Rohin Shah comments on The theory-practice gap

Rohin Shah 21 Sep 2021 7:42 UTC
LW: 4 AF: 4
AF
There are lots and lots of exotic circumstances. We might get into a nuclear war. We might invent time travel. We might become digital uploads. We might decide democracy was a bad idea.
I agree that AGI will create exotic circumstances. But not all exotic circumstances will be created by AGI. I find it plausible that the AI systems fail in only a special few exotic circumstances, which aren’t the ones that are actually created by AGI.

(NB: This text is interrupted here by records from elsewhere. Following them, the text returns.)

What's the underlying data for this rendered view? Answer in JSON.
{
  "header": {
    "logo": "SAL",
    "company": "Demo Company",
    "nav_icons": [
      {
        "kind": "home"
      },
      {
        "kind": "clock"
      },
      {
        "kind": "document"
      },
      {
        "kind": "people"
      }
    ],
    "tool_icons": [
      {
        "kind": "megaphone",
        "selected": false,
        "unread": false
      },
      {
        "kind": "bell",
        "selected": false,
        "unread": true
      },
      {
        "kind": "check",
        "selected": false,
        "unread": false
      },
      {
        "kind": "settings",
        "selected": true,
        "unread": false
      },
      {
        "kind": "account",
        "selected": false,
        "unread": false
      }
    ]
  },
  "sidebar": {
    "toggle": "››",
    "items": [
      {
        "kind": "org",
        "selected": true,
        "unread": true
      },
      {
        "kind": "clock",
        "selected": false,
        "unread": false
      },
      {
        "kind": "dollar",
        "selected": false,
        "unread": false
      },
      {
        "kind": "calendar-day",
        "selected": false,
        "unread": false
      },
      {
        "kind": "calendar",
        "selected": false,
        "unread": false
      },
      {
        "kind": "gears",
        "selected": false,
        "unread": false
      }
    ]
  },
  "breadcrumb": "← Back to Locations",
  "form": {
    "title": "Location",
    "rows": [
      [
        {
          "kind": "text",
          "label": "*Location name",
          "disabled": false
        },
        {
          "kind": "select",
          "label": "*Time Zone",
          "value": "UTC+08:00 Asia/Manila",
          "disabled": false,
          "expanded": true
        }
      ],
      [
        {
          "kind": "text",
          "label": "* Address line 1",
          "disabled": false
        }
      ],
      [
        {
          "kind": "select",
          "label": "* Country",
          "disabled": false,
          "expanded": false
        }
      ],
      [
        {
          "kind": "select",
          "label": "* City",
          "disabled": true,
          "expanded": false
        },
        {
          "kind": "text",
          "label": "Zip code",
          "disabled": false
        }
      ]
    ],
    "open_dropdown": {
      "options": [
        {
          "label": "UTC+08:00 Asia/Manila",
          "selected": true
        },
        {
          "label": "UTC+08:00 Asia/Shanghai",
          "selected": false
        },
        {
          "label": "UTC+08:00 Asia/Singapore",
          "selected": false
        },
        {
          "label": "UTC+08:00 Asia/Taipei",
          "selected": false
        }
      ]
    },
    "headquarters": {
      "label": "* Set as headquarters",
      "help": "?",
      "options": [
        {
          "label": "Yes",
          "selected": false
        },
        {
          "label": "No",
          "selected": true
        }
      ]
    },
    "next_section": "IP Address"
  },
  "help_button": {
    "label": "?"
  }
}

- Edouard Harris 22 Sep 2021 12:55 UTC
  LW: 3 AF: 3
  AF Parent
  Got it, thanks!
  I find it plausible that the AI systems fail in only a special few exotic circumstances, which aren’t the ones that are actually created by AGI.
  This helps, and I think it’s the part I don’t currently have a great intuition for. My best attempt at steel-manning would be something like: “It’s plausible that an AGI will generalize correctly to distributions which it is itself responsible for bringing about.” (Where “correctly” here means “in a way that’s consistent with its builders’ wishes.”) And you could plausibly argue that an AGI would have a tendency to not induce distributions that it didn’t expect it would generalize correctly on, though I’m not sure if that’s the specific mechanism you had in mind.
  - Rohin Shah 22 Sep 2021 13:59 UTC
    LW: 4 AF: 4
    AF Parent
    It’s nothing quite so detailed as that. It’s more like “maybe in the exotic circumstances we actually encounter, the objective does generalize, but also maybe not; there isn’t a strong reason to expect one over the other”. (Which is why I only say it is plausible that the AI system works fine, rather than probable.)
    You might think that the default expectation is that AI systems don’t generalize. But in the world where we’ve gotten an existential catastrophe, we know that the capabilities generalized to the exotic circumstance; it seems like whatever made the capabilities generalize could also make the objective generalize in that exotic circumstance.
    - Edouard Harris 23 Sep 2021 14:12 UTC
      LW: 3 AF: 3
      AF Parent
      I see. Okay, I definitely agree that makes sense under the “fails to generalize” risk model. Thanks Rohin!